知りませんでした…塩鉄の専売は、生活必需品を国家が一元管理することで国家収入増を図るというレベルの認識で、塩鉄を入手するために布帛の自給と捻出が民にとってはセットになっている、という認識がなかったです。
■孫呉では実態として銭が農村にまで深く浸透していたこと。
孫呉の貨幣政策については
過去拙BLOGでも書きましたが、孫呉が大銭しか発行しなかった事実とセットで考えを深めるとおもしろそう。
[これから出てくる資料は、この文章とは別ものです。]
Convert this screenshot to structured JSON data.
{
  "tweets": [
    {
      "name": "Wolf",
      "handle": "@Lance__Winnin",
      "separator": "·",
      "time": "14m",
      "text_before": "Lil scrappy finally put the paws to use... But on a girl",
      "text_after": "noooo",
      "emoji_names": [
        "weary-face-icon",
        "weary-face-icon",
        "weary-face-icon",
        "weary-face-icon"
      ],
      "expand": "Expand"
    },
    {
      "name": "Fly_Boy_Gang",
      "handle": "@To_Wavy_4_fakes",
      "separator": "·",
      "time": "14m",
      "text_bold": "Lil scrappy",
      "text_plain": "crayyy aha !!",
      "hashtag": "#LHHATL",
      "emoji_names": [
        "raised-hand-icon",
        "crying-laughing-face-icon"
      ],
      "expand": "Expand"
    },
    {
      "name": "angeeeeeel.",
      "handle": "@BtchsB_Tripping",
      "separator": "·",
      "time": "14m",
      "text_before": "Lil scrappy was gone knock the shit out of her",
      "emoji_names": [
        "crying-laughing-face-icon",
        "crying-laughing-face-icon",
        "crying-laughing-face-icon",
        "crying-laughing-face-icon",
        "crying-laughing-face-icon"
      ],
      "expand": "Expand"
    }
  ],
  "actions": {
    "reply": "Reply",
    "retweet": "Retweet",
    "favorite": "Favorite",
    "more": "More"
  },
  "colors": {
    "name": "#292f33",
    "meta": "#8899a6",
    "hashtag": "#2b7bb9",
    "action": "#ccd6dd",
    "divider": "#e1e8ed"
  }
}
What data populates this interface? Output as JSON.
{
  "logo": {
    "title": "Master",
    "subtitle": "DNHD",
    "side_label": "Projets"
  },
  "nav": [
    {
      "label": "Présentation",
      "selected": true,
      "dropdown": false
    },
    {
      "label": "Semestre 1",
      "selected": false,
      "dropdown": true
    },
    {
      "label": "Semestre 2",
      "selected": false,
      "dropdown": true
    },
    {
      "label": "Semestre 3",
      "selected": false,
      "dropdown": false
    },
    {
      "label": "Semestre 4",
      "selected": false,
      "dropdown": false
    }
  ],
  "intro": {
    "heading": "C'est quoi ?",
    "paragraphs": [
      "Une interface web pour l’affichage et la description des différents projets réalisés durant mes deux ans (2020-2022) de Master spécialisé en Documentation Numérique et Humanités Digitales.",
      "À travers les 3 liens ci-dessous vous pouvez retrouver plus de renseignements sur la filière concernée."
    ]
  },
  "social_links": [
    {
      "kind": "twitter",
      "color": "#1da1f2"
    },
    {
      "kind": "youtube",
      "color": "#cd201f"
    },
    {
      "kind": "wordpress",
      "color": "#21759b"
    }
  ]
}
従来多くの先学は、漢代銭納税制の実態に言及する際に、農民は入手困難な銭の代わりに布帛等を代納していたと推測してきたのだが、本史料(孫呉・走馬楼呉簡「嘉禾吏民田家莂」)によれば、孫呉では本当に銭を納税手段として用いており、それゆえ当時の農民は何としても銭を入手せねばならなかったことになる。これは孫呉が、「銭=国家的決済手段」を軸とする漢代貨幣経済の特質を濃厚に継受していた
■
曹丕が五銖銭を「復」し、「罷」めた理由のひとつに「仏像建立による青銅消費量増加」があったらしいこと。
本当か?
マクロ経済に影響を及ぼすほどの仏像建立が曹
魏の文帝期に??
仏教伝来済みとはいえ…そこまでの建立が本当にあり得たのでしょうか、疑問。
背景について全漢昇氏は、①戦乱による経済混乱、②人口激減、③青銅供給量の減少、④仏像建立による青銅消費量増加の四点を挙げる。
■大司農である
司馬芝が五銖銭復活を上奏したことに矛盾はないということ。
明帝期に五銖銭復活を上奏した
司馬芝が、戸調制の基礎である男耕女織を重視した大司農であることは、一見すると違和感や矛盾を覚えませんか?私は覚えていました。
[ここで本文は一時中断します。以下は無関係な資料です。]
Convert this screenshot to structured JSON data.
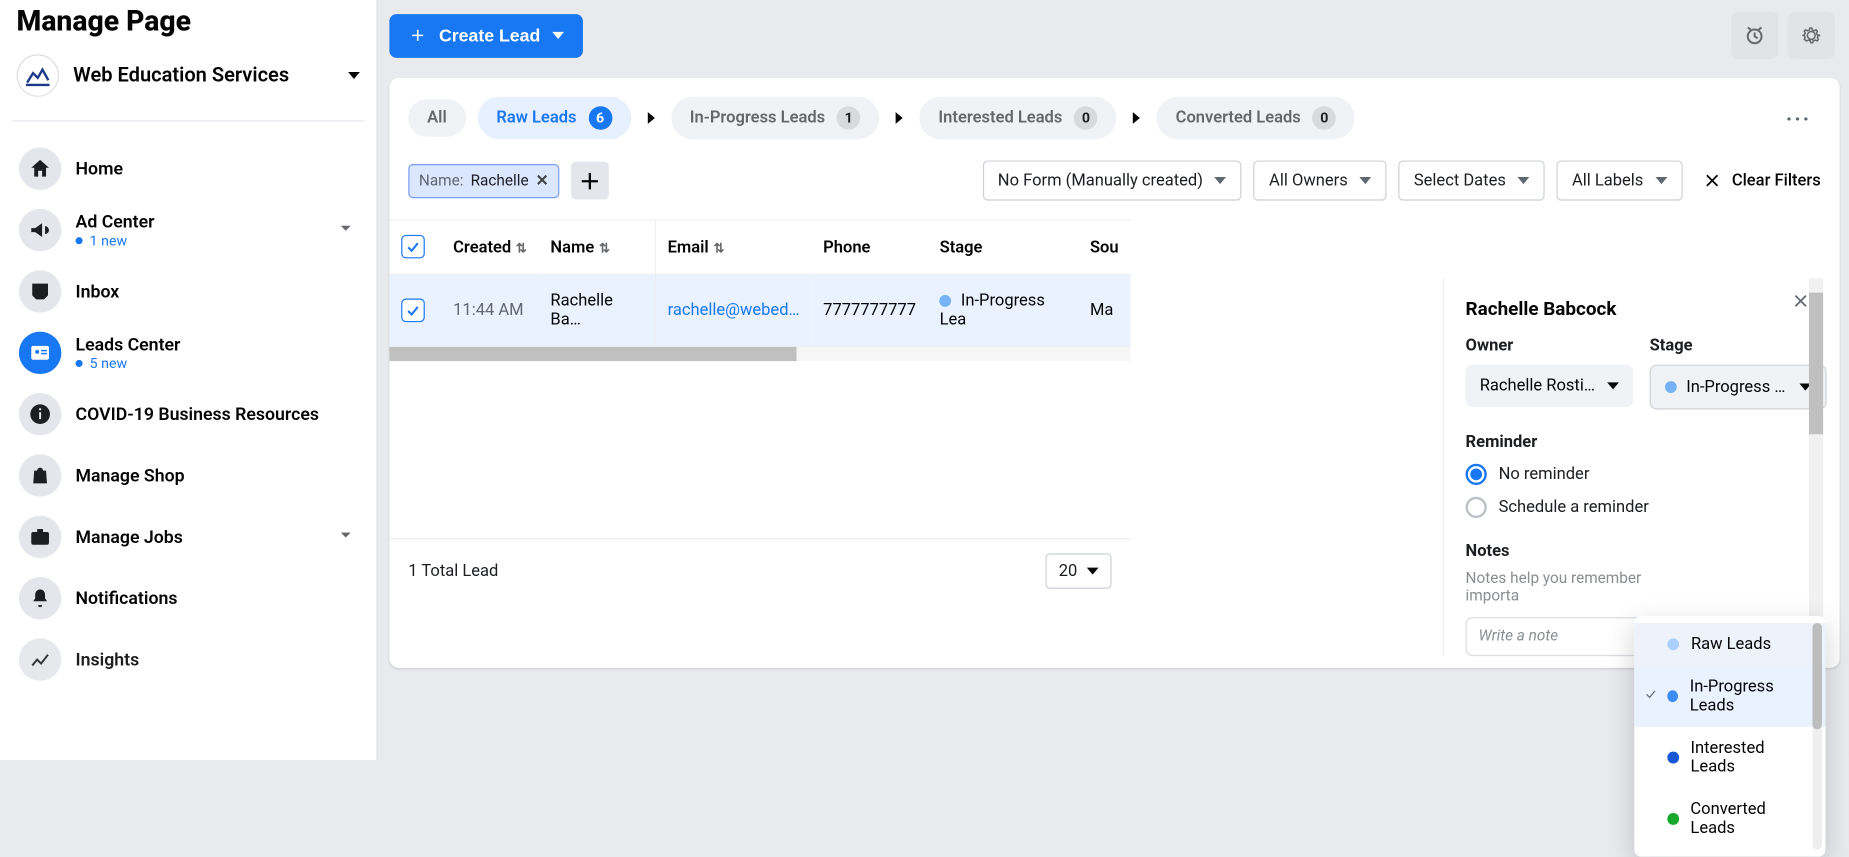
{
  "header": {
    "title": "Manage Page"
  },
  "page_selector": {
    "name": "Web Education Services"
  },
  "sidebar": {
    "items": [
      {
        "label": "Home"
      },
      {
        "label": "Ad Center",
        "sub": "1 new",
        "expandable": true
      },
      {
        "label": "Inbox"
      },
      {
        "label": "Leads Center",
        "sub": "5 new",
        "active": true
      },
      {
        "label": "COVID-19 Business Resources"
      },
      {
        "label": "Manage Shop"
      },
      {
        "label": "Manage Jobs",
        "expandable": true
      },
      {
        "label": "Notifications"
      },
      {
        "label": "Insights"
      }
    ]
  },
  "toolbar": {
    "create_label": "Create Lead"
  },
  "tabs": {
    "all": "All",
    "raw": {
      "label": "Raw Leads",
      "count": "6"
    },
    "inprogress": {
      "label": "In-Progress Leads",
      "count": "1"
    },
    "interested": {
      "label": "Interested Leads",
      "count": "0"
    },
    "converted": {
      "label": "Converted Leads",
      "count": "0"
    }
  },
  "filters": {
    "tag_key": "Name:",
    "tag_value": "Rachelle",
    "form": "No Form (Manually created)",
    "owners": "All Owners",
    "dates": "Select Dates",
    "labels": "All Labels",
    "clear": "Clear Filters"
  },
  "columns": {
    "created": "Created",
    "name": "Name",
    "email": "Email",
    "phone": "Phone",
    "stage": "Stage",
    "source": "Sou"
  },
  "rows": [
    {
      "created": "11:44 AM",
      "name": "Rachelle Ba…",
      "email": "rachelle@webed…",
      "phone": "7777777777",
      "stage": "In-Progress Lea",
      "source": "Ma"
    }
  ],
  "footer": {
    "total": "1 Total Lead",
    "page_size": "20"
  },
  "details": {
    "title": "Rachelle Babcock",
    "owner_label": "Owner",
    "owner_value": "Rachelle Rostis …",
    "stage_label": "Stage",
    "stage_value": "In-Progress Lea",
    "reminder_label": "Reminder",
    "reminder_none": "No reminder",
    "reminder_sched": "Schedule a reminder",
    "notes_label": "Notes",
    "notes_hint": "Notes help you remember importa",
    "notes_placeholder": "Write a note"
  },
  "stage_menu": {
    "raw": "Raw Leads",
    "inprogress": "In-Progress Leads",
    "interested": "Interested Leads",
    "converted": "Converted Leads"
  }
}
が、上述のように銭と布帛がもつ役割の構造上の変化を踏まえると、大司農である
司馬芝にとっても、戸調制継続と五銖銭復活とが必ずしも矛盾するものではなかったといえます。
これも発見です。
理解が及ばず、誤った理解をしている可能性大ですが、とっても参考になりました。
いやー、柿沼氏にお会いしたい…。
※引用はすべて
柿沼陽平「三国時代の曹
魏における税制改革と貨幣経済の質的変化」(『東洋学報』第92巻第3号)
ちょっと難しい経済用語がたくさん出てきたので、確認してよろしいでしょうか。ごめんなさい、浅学故にこういう用語には疎いもので…分からないです(汗
<戦国秦漢>
統治者は銭を流通させ、公的場面での売買は銭による決済を基本としていた。しかし、民間では銭の代わりに布帛を用いた売買をしていた。
<魏晋>
統治者は銭を流通させていたが、民間ではこれを信用せず、布帛を介在させた売買を行っていた。